Wait a second, smear the queer......

Same area, we called it “smear the queer.” (Born 1974.) Never once even thought about any sort of sexual reference in the name.

We (mid 70s) only occasionally played Smear the Queer. We usually played “Keep Away”.

Can anyone tell the class how that game is played?

I’m 60 and can remember playing StQ as a little nipper. Our son also had many a game of it while he was growing up.

When I played it, we tied up the gay kid, put him in the middle of the soccer field, and then started drawing on him with magic marker. Everybody knew what the name meant, and I’m shocked, nay flabbergasted, that people here played different versions.

Seriously though, I’m sad because I’ve never played it… The roughest we ever got was Trip Wars (two kids try to trip each other), Steal the Bacon with Tackle, and Suicide (throw a tennis ball against a wall, if you drop it on the rebound then you have to run to the wall before you get pegged)

Thats probably because it was an out doors game that you physically played, Not a video game.

The most exciting part of this by far is the fact that Saby Baby is apparently friends with Morgenstern.

What? I didn’t say I thought it was a video game. Why did you assume I did? Or did a zombie type that?
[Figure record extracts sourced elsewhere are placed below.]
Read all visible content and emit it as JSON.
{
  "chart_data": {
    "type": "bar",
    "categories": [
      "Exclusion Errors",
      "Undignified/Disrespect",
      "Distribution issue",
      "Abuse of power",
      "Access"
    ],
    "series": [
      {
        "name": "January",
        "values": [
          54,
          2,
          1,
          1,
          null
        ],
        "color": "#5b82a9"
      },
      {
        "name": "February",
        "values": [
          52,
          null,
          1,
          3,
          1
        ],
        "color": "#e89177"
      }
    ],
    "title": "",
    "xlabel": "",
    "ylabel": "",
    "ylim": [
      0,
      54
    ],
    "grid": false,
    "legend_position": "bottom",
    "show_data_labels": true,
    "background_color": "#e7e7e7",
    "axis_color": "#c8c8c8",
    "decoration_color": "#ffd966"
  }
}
Saby Baby is attempting to insult those of us under a certain age by saying we never played outside but merely vegetated in front of a tv with our Call of Dutys and our Super Mario Bros.

Well, you could have been outside…

staring at your GameBoys!

Whippersnappers!

I did my playing outside as a kid during the Sixties and early Seventies, and I never heard of the game as anything other than “Kill the Man With the Ball.”

It was called “Kill the man with the ball” when I was a youngster ( mid 70’s ).

I busted many a pair of glasses in those days and as Clothahump noted, it was indeed good times. :smiley:

We played Kill the Guy With the Ball and Smear the Queer. For the longest time, I thought “queer” and “quare” were two different words (didn’t really know what either meant) because we only pronounced it “queer” for the game. In all other usage, the Boston accent took over and it was pronounced “quare” (silent r of course.)